Efa juga mengapresiasi kehadiran Dato’ Ahmad Azam bin Ab Rahman, Penasihat Khas Menteri Luar Negeri Malaysia Bidang Kemanusiaan dan Pembangunan Semula, beserta seluruh delegasi Malaysia.

“Semoga kuliah umum ini menjadi jembatan peradaban antara Malaysia dan Indonesia, dua bangsa serumpun yang memiliki tanggung jawab besar mengembalikan wajah Islam yang rahmatan lil ‘alamin,” tuturnya.

Sekretaris Universitas Andalas, Aidinil Zetra, menilai konsep masyarakat madani relevan dengan kondisi sosial Indonesia saat ini yang tengah mengalami penurunan kemampuan hidup bersama dalam keragaman.

“Kita menyadari, Indonesia hari ini mengalami penurunan kemampuan hidup bersama dalam keberagaman, baik di dunia nyata maupun di dunia maya,” ujarnya.

Ia menjelaskan, masyarakat madani adalah bentuk ideal masyarakat yang menempatkan nilai kemanusiaan, moral, dan spiritual sebagai dasar kehidupan sosial.

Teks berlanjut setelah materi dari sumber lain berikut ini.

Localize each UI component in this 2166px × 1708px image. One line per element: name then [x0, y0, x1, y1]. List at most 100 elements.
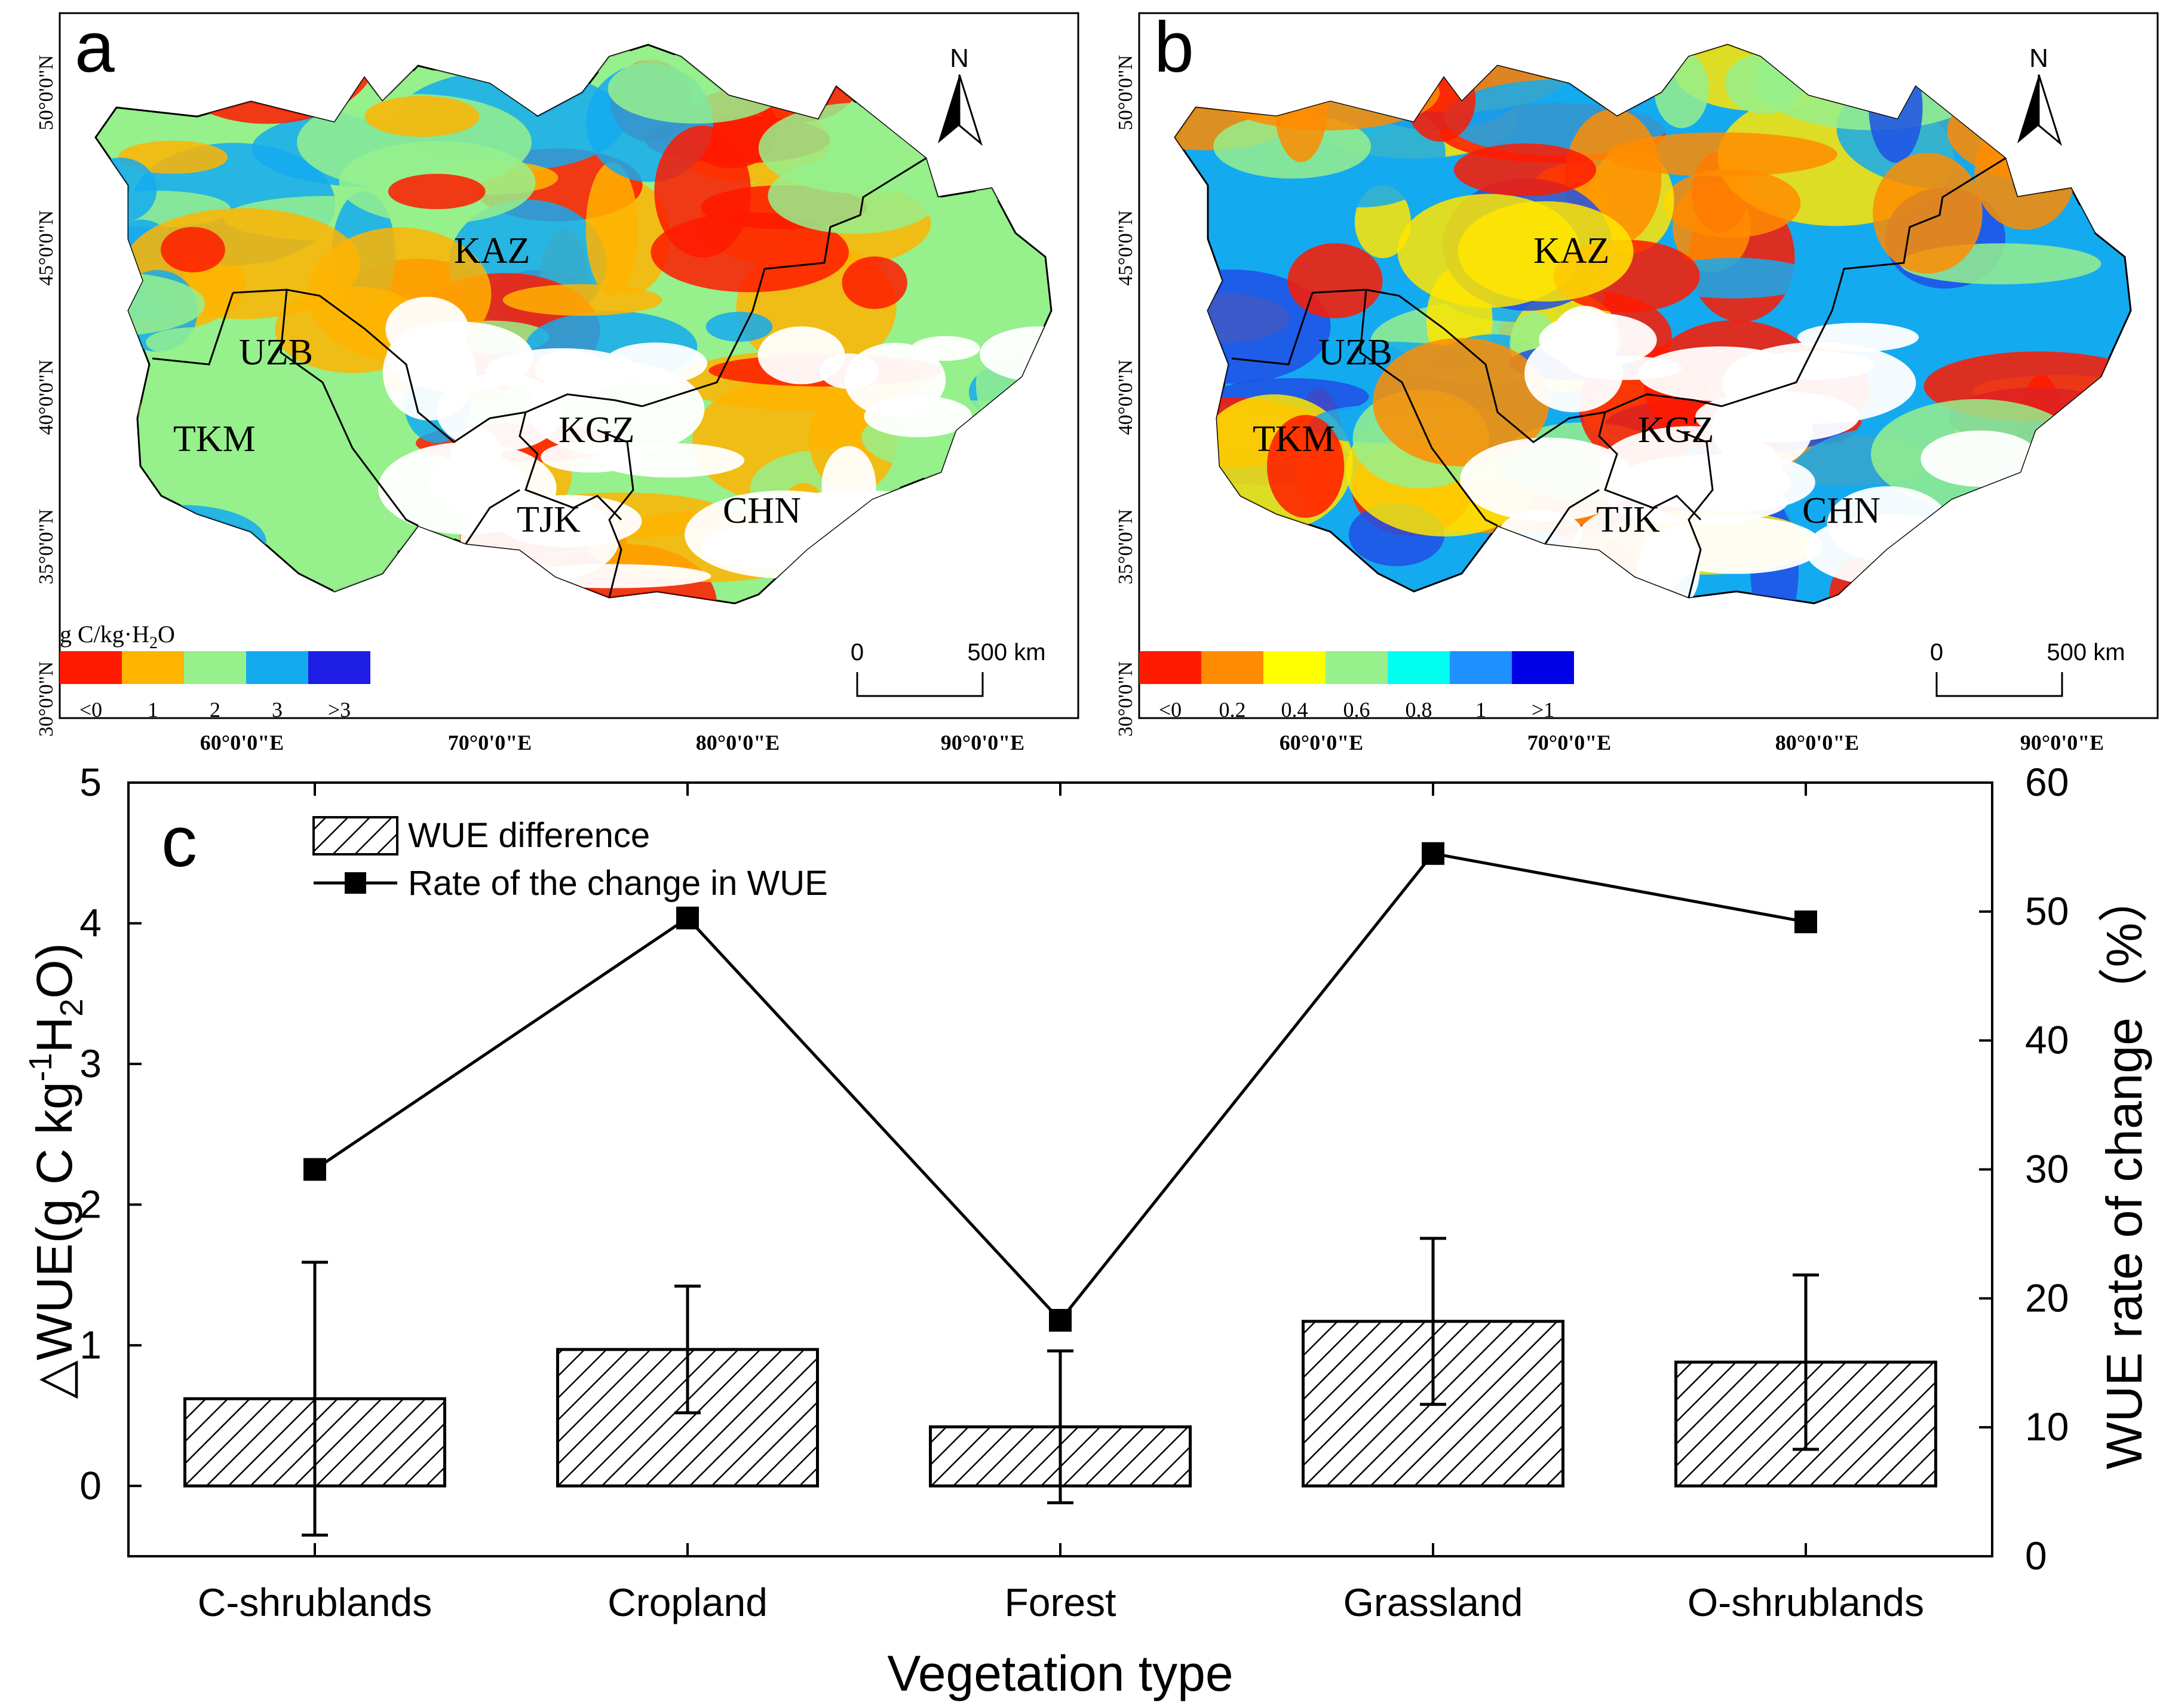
panel-letter-b: b — [1154, 7, 1194, 87]
lat-label: 45°0'0"N — [1115, 210, 1137, 286]
x-axis-ticks: C-shrublands Cropland Forest Grassland O-shr… — [198, 783, 1924, 1624]
value-patch — [118, 140, 228, 174]
y-tick-label: 2 — [79, 1182, 102, 1226]
legend-tick-label: >1 — [1532, 698, 1554, 722]
scale-end-b: 500 km — [2047, 639, 2125, 666]
scale-bar-a: 0 500 km — [851, 639, 1046, 697]
lat-label: 40°0'0"N — [35, 360, 57, 435]
lon-label: 60°0'0"E — [200, 731, 284, 755]
lat-label: 50°0'0"N — [1115, 55, 1137, 130]
lat-label: 30°0'0"N — [1115, 661, 1137, 737]
lat-labels-b: 50°0'0"N 45°0'0"N 40°0'0"N 35°0'0"N 30°0'0"N — [1115, 55, 1137, 737]
lon-labels-a: 60°0'0"E 70°0'0"E 80°0'0"E 90°0'0"E — [200, 731, 1024, 755]
panel-letter-a: a — [75, 7, 115, 87]
no-data-patch — [1460, 437, 1635, 522]
value-patch — [654, 125, 751, 258]
country-labels-a: KAZ UZB TKM KGZ TJK CHN — [173, 231, 801, 540]
lat-label: 50°0'0"N — [35, 55, 57, 130]
legend-title-a: g C/kg·H2O — [60, 621, 175, 652]
y2-tick-label: 40 — [2025, 1018, 2069, 1062]
north-arrow-a: N — [938, 44, 983, 146]
label-chn-b: CHN — [1802, 490, 1880, 531]
label-tkm-b: TKM — [1253, 419, 1335, 459]
category-label: Forest — [1004, 1580, 1116, 1624]
legend-tick-label: 0.4 — [1281, 698, 1308, 722]
no-data-patch — [535, 350, 606, 387]
label-kgz-a: KGZ — [559, 410, 634, 450]
label-kaz-b: KAZ — [1533, 231, 1609, 271]
north-label-b: N — [2029, 44, 2048, 73]
legend-tick-label: <0 — [1159, 698, 1182, 722]
lat-label: 45°0'0"N — [35, 210, 57, 286]
legend-tick-label: 1 — [148, 698, 158, 722]
value-patch — [842, 256, 907, 309]
right-axis-title: WUE rate of change（%） — [2096, 872, 2152, 1469]
scale-start-b: 0 — [1930, 639, 1943, 666]
value-patch — [146, 327, 243, 358]
legend-swatch — [1388, 651, 1450, 684]
legend-tick-label: 0.2 — [1219, 698, 1246, 722]
label-uzb-b: UZB — [1318, 332, 1392, 373]
label-kaz-a: KAZ — [454, 231, 530, 271]
no-data-patch — [386, 321, 533, 392]
legend-tick-label: >3 — [328, 698, 351, 722]
lon-label: 70°0'0"E — [1527, 731, 1611, 755]
no-data-patch — [1920, 430, 2040, 487]
category-label: Grassland — [1343, 1580, 1523, 1624]
chart-legend: WUE difference Rate of the change in WUE — [312, 816, 828, 903]
category-label: O-shrublands — [1688, 1580, 1924, 1624]
lon-label: 80°0'0"E — [696, 731, 780, 755]
legend-swatch — [308, 651, 370, 684]
legend-swatch — [1263, 651, 1326, 684]
value-patch — [1453, 143, 1596, 197]
no-data-patch — [1661, 453, 1815, 512]
lon-label: 70°0'0"E — [448, 731, 532, 755]
label-chn-a: CHN — [723, 490, 801, 531]
value-patch — [388, 173, 486, 210]
legend-tick-label: <0 — [79, 698, 102, 722]
no-data-patch — [821, 446, 876, 526]
y2-tick-label: 0 — [2025, 1534, 2047, 1578]
left-axis-ticks: 0 1 2 3 4 5 — [79, 760, 142, 1507]
legend-swatch — [246, 651, 308, 684]
value-patch — [585, 162, 638, 296]
north-label-a: N — [950, 44, 969, 73]
value-patch — [1458, 201, 1634, 302]
no-data-patch — [820, 353, 879, 390]
y-tick-label: 3 — [79, 1041, 102, 1085]
legend-hatch-swatch — [312, 816, 398, 855]
lat-label: 35°0'0"N — [35, 509, 57, 584]
value-patch — [1373, 338, 1550, 467]
x-axis-title: Vegetation type — [887, 1645, 1233, 1701]
rate-line — [303, 842, 1817, 1332]
lat-label: 35°0'0"N — [1115, 509, 1137, 584]
value-patch — [1663, 169, 1801, 238]
y-tick-label: 0 — [79, 1463, 102, 1507]
value-patch — [705, 311, 773, 342]
value-patch — [1782, 243, 1851, 315]
value-patch — [1607, 132, 1837, 177]
north-arrow-b: N — [2017, 44, 2062, 146]
label-tjk-b: TJK — [1596, 499, 1660, 540]
y-tick-label: 5 — [79, 760, 102, 804]
legend-label-bars: WUE difference — [408, 816, 650, 855]
rate-polyline — [314, 851, 1806, 1323]
y2-tick-label: 10 — [2025, 1405, 2069, 1449]
category-label: Cropland — [608, 1580, 768, 1624]
scale-end-a: 500 km — [967, 639, 1045, 666]
value-patch — [502, 284, 662, 316]
legend-marker-swatch — [345, 872, 366, 894]
lon-label: 90°0'0"E — [941, 731, 1024, 755]
no-data-patch — [1551, 306, 1618, 373]
legend-tick-label: 2 — [210, 698, 220, 722]
legend-swatch — [1450, 651, 1512, 684]
y2-tick-label: 50 — [2025, 889, 2069, 933]
label-uzb-a: UZB — [239, 332, 313, 373]
y-tick-label: 4 — [79, 900, 102, 945]
label-kgz-b: KGZ — [1638, 410, 1714, 450]
legend-swatch — [60, 651, 122, 684]
category-label: C-shrublands — [198, 1580, 432, 1624]
no-data-patch — [1711, 388, 1813, 469]
right-axis-ticks: 0 10 20 30 40 50 60 — [1979, 760, 2069, 1578]
legend-swatch — [184, 651, 246, 684]
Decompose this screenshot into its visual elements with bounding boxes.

“Masyarakat madani adalah posisi paling baik dan akur untuk merajut kembali keberagaman yang mulai renggang akibat polarisasi sosial,” jelasnya.

Aidinil menegaskan, model masyarakat ini pernah diterapkan Rasulullah SAW saat membangun Kota Madinah melalui Piagam Madinah, yang menegakkan prinsip keadilan dan penghargaan antaragama, suku, serta budaya.

“Rasulullah sudah menerapkan itu. Masyarakat Madinah hidup damai dalam keberagaman, itulah inspirasi yang relevan bagi kita,” katanya.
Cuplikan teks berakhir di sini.